KABUL: The Taliban rejected on Monday an Afghan government offer of a cease-fire and they would persist with their attacks, two militant commanders said, while insurgents ambushed three buses and nearly 200 passengers traveling for a holiday.
The two Taliban commanders said their supreme leader rejected President Ashraf Ghani’s Sunday offer of a three-month cease-fire, beginning with this week’s Eid Al-Adha Muslim holiday.
In June, the Taliban observed a government cease-fire over the three-day Eid Al-Fitr festival, leading to unprecedented scenes of government soldiers and militants embracing on front lines, and raising hopes for talks.
But one of the Taliban commanders said the June cease-fire had only helped US forces, who the Taliban are trying to drive out of the country, and Taliban leader Sheikh Haibatullah Akhunzada rejected the new offer on the grounds it would only help the US-led mission.
“Our leadership feels that they’ll prolong their stay in Afghanistan if we announced a cease-fire now,” a senior Taliban commander, who declined to be identified, said by telephone.
An official in Ghani’s office said the three-month-long cease-fire declared by the government was conditional, and if the Taliban did not respect it, the government would maintain military operations.
The Taliban have launched a wave of attacks in different parts of the country in recent weeks, including on the city of Ghazni, southwest of Kabul. Hundreds of people have been killed in the fighting.
The rejection of Ghani’s cease-fire came as government officials were trying to secure the release of at least 170 civilians and 20 members of the security forces who were taken hostage by Taliban from three buses in the northern province of Kunduz.
Esmatullah Muradi, a spokesman for the governor of Kunduz, said the kidnapping happened when three buses were traveling through Kunduz from Takhar province, on their way to the capital, Kabul.
“The buses were stopped by the Taliban fighters, passengers were forced to step down and they have been taken to an undisclosed location,” Muradi said.
’Traveling for holiday’
The Taliban confirmed they had captured “three buses packed with passengers.”
“We decided to seize the buses after our intelligence inputs revealed that many men working with Afghan security forces were traveling to Kabul,” Zabihullah Mujahid, a spokesman for the Taliban, said by telephone.
“We have taken the buses to a safe area to prevent any clashes and we are now identifying members of the security forces,” he said, adding that civilians would be released.
Kunduz provincial council member Sayed Assadullah Sadat said people on the buses were traveling to be with family in Kabul for the holiday.

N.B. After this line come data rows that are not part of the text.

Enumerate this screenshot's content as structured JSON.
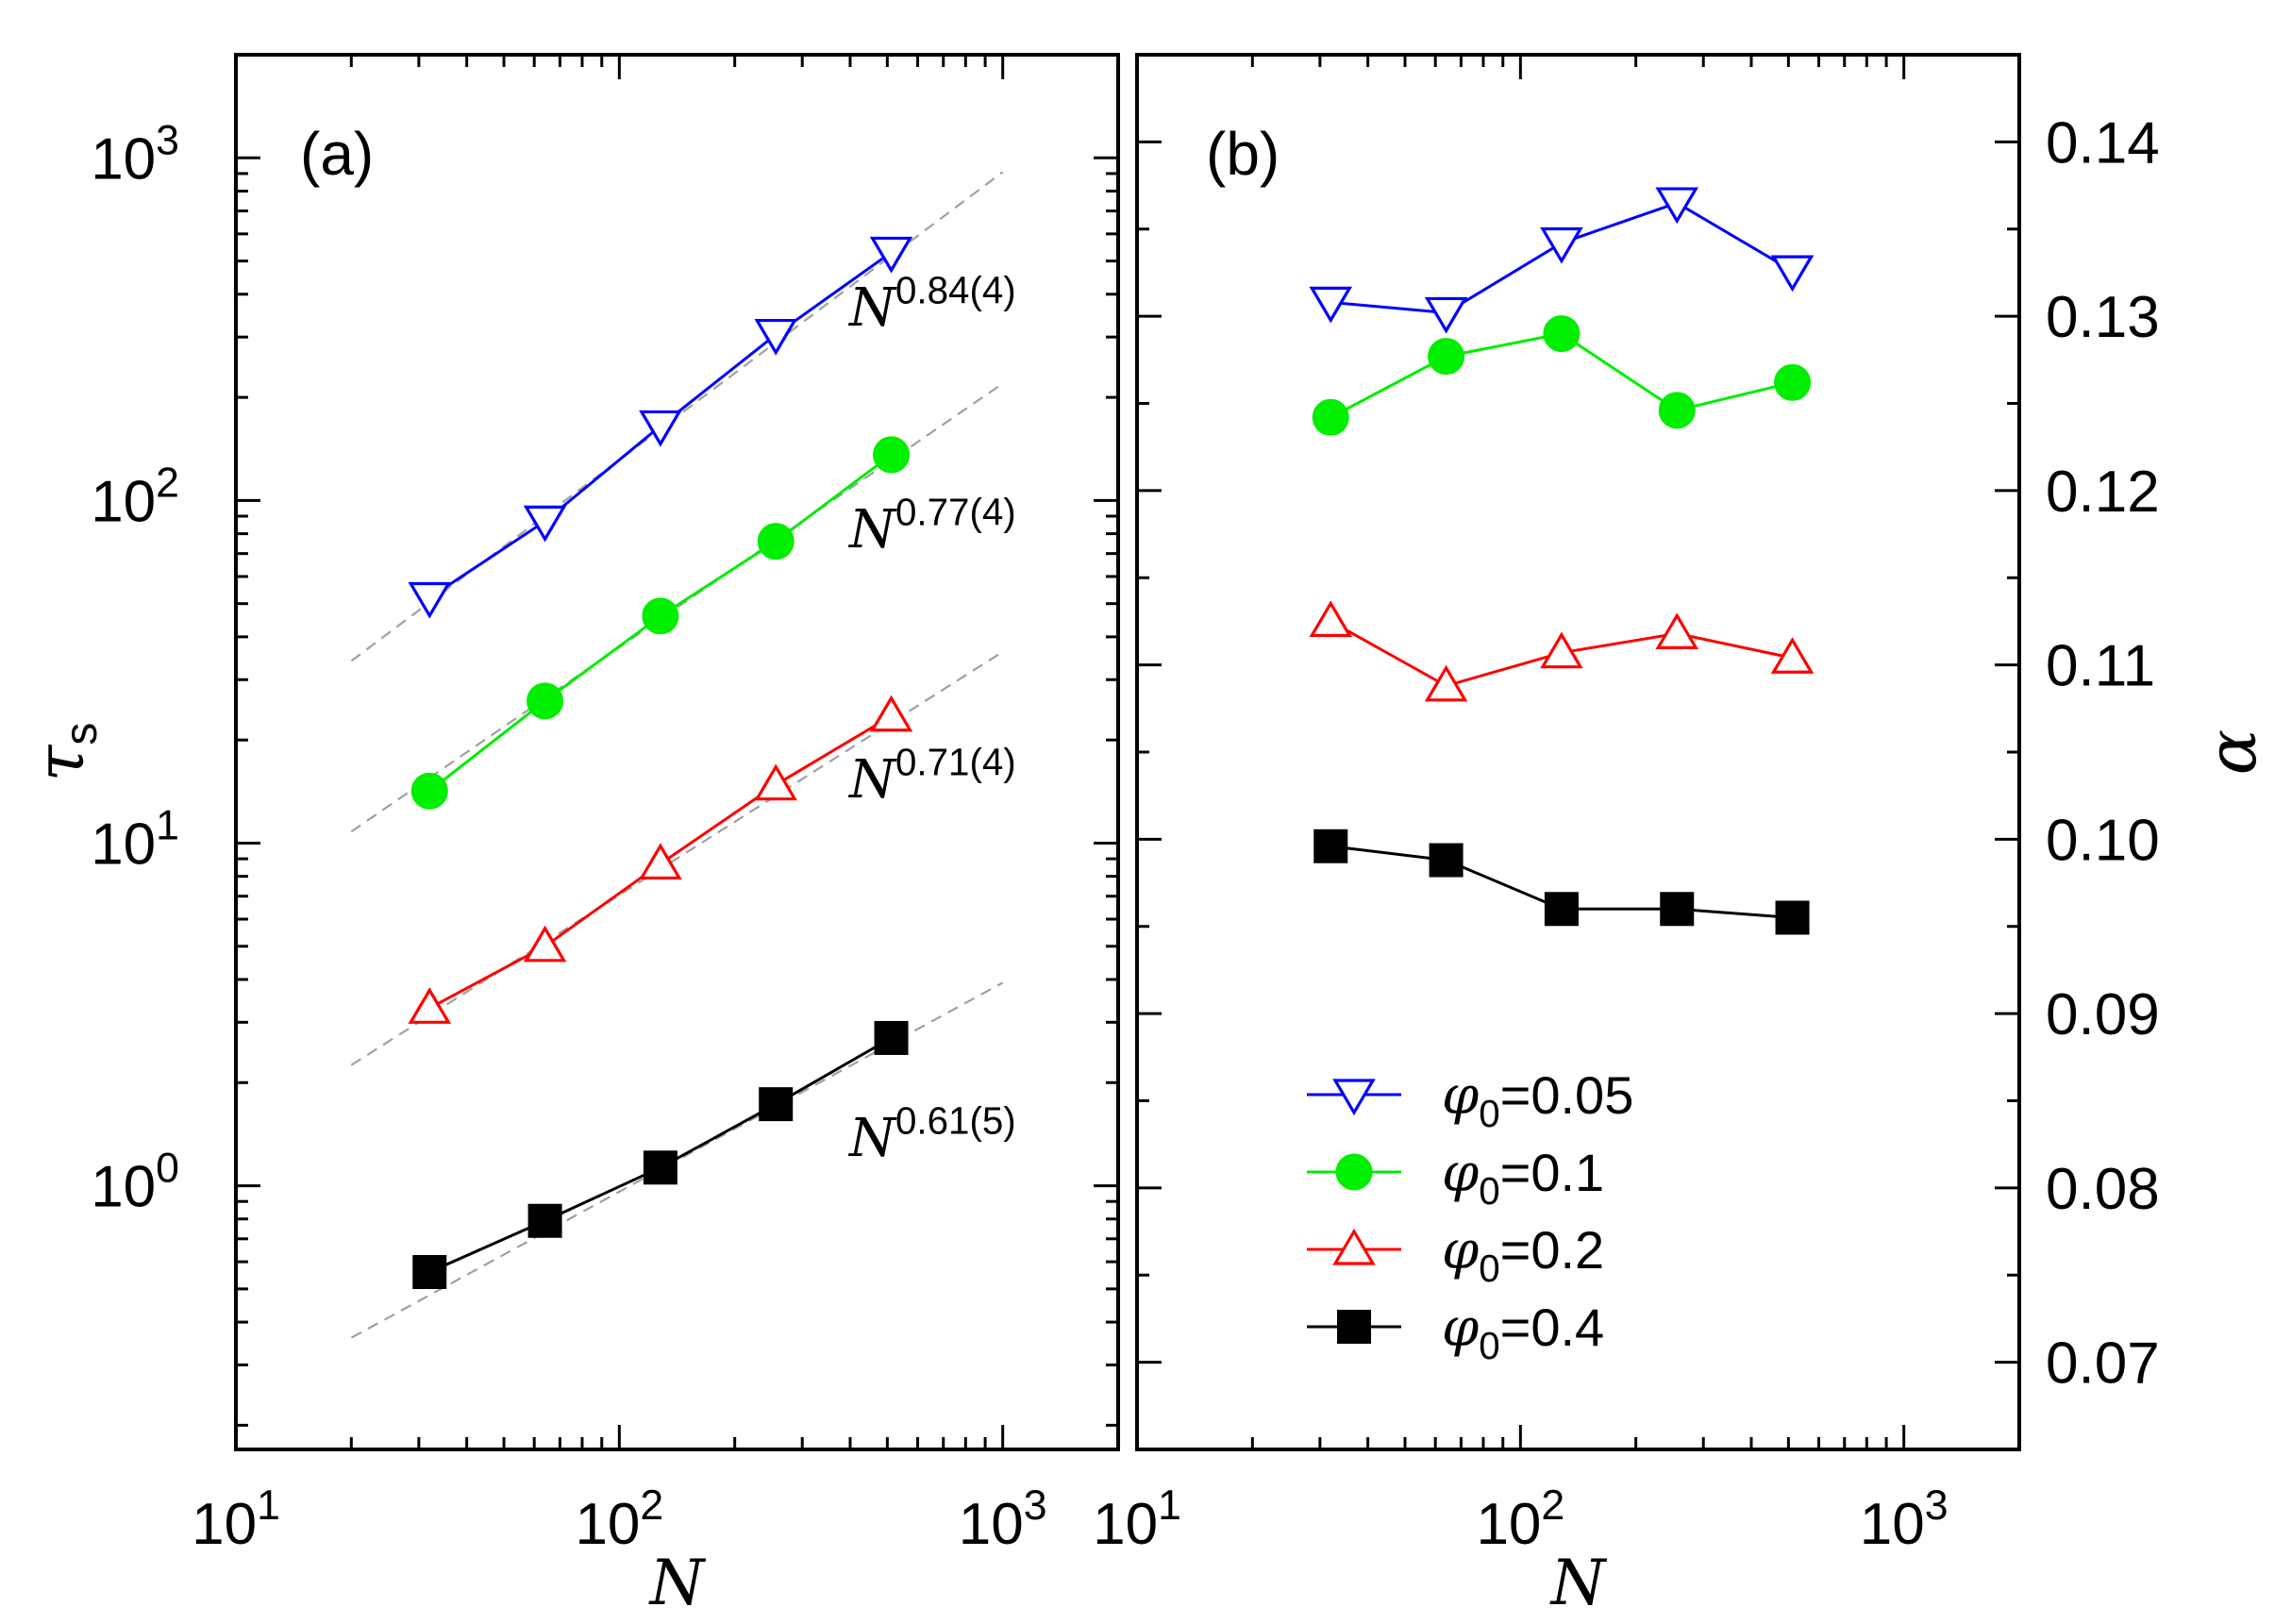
{
  "chart_data": [
    {
      "type": "line",
      "panel_label": "(a)",
      "xscale": "log",
      "yscale": "log",
      "xlim": [
        10,
        2000
      ],
      "ylim": [
        0.17,
        2000
      ],
      "xlabel": "N",
      "ylabel": "τ",
      "ylabel_sub": "s",
      "x_ticks": [
        {
          "base": "10",
          "exp": "1"
        },
        {
          "base": "10",
          "exp": "2"
        },
        {
          "base": "10",
          "exp": "3"
        }
      ],
      "y_ticks": [
        {
          "base": "10",
          "exp": "0"
        },
        {
          "base": "10",
          "exp": "1"
        },
        {
          "base": "10",
          "exp": "2"
        },
        {
          "base": "10",
          "exp": "3"
        }
      ],
      "x": [
        32,
        64,
        128,
        256,
        512
      ],
      "series": [
        {
          "name": "φ0=0.05",
          "color": "#0000ff",
          "marker": "triangle-down-open",
          "values": [
            52,
            87,
            165,
            305,
            530
          ]
        },
        {
          "name": "φ0=0.1",
          "color": "#00ee00",
          "marker": "circle-filled",
          "values": [
            14.2,
            26,
            46,
            76,
            136
          ]
        },
        {
          "name": "φ0=0.2",
          "color": "#ff0000",
          "marker": "triangle-up-open",
          "values": [
            3.3,
            5.0,
            8.7,
            14.8,
            23.5
          ]
        },
        {
          "name": "φ0=0.4",
          "color": "#000000",
          "marker": "square-filled",
          "values": [
            0.56,
            0.79,
            1.13,
            1.73,
            2.7
          ]
        }
      ],
      "fits": [
        {
          "series": "φ0=0.05",
          "base": "N",
          "exponent": "0.84(4)",
          "exponent_value": 0.84,
          "x_range": [
            20,
            1000
          ],
          "y_at_20": 34
        },
        {
          "series": "φ0=0.1",
          "base": "N",
          "exponent": "0.77(4)",
          "exponent_value": 0.77,
          "x_range": [
            20,
            1000
          ],
          "y_at_20": 10.8
        },
        {
          "series": "φ0=0.2",
          "base": "N",
          "exponent": "0.71(4)",
          "exponent_value": 0.71,
          "x_range": [
            20,
            1000
          ],
          "y_at_20": 2.25
        },
        {
          "series": "φ0=0.4",
          "base": "N",
          "exponent": "0.61(5)",
          "exponent_value": 0.61,
          "x_range": [
            20,
            1000
          ],
          "y_at_20": 0.36
        }
      ],
      "fit_line_color": "#a0a0a0"
    },
    {
      "type": "line",
      "panel_label": "(b)",
      "xscale": "log",
      "yscale": "linear",
      "xlim": [
        10,
        2000
      ],
      "ylim": [
        0.065,
        0.145
      ],
      "xlabel": "N",
      "ylabel": "α",
      "y_axis_side": "right",
      "x_ticks": [
        {
          "base": "10",
          "exp": "1"
        },
        {
          "base": "10",
          "exp": "2"
        },
        {
          "base": "10",
          "exp": "3"
        }
      ],
      "y_ticks": [
        "0.07",
        "0.08",
        "0.09",
        "0.10",
        "0.11",
        "0.12",
        "0.13",
        "0.14"
      ],
      "x": [
        32,
        64,
        128,
        256,
        512
      ],
      "series": [
        {
          "name": "φ0=0.05",
          "color": "#0000ff",
          "marker": "triangle-down-open",
          "values": [
            0.1308,
            0.1302,
            0.1342,
            0.1365,
            0.1326
          ]
        },
        {
          "name": "φ0=0.1",
          "color": "#00ee00",
          "marker": "circle-filled",
          "values": [
            0.1242,
            0.1277,
            0.129,
            0.1246,
            0.1262
          ]
        },
        {
          "name": "φ0=0.2",
          "color": "#ff0000",
          "marker": "triangle-up-open",
          "values": [
            0.1125,
            0.1088,
            0.1107,
            0.1118,
            0.1104
          ]
        },
        {
          "name": "φ0=0.4",
          "color": "#000000",
          "marker": "square-filled",
          "values": [
            0.0996,
            0.0988,
            0.096,
            0.096,
            0.0955
          ]
        }
      ],
      "legend": {
        "placement": "lower-left",
        "entries": [
          {
            "symbol": "φ",
            "sub": "0",
            "value": "=0.05"
          },
          {
            "symbol": "φ",
            "sub": "0",
            "value": "=0.1"
          },
          {
            "symbol": "φ",
            "sub": "0",
            "value": "=0.2"
          },
          {
            "symbol": "φ",
            "sub": "0",
            "value": "=0.4"
          }
        ]
      }
    }
  ]
}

A senior interior ministry official in Kabul said officials in the area were talking to Taliban leaders in Kunduz to get the estimated 190 hostages released.
“We’re are trying our level best to secure freedom for all passengers,” the official said.
Separately, Mujahid said the Taliban would release at least 500 prisoners, including members of the security forces on Monday, a day before Eid celebrations begin.
“We will release some prisoners captured during clashes in three provinces,” he said.
But he did not say if any soldiers or policemen taken from the three buses would be released.
Sporadic clashes between Taliban fighters and Afghan forces erupted on the outskirts of Ghazni on Monday as aid workers tried to get help in to the city, aid agency officials said.
The government has said its forces had secured the city after the Taliban laid siege to it for five days this month.
At least 150 soldiers and 95 civilians were killed and hundreds were injured.
Aid agencies officials said their teams had entered the city but clashes in the outskirts prevented them from launching large-scale operations.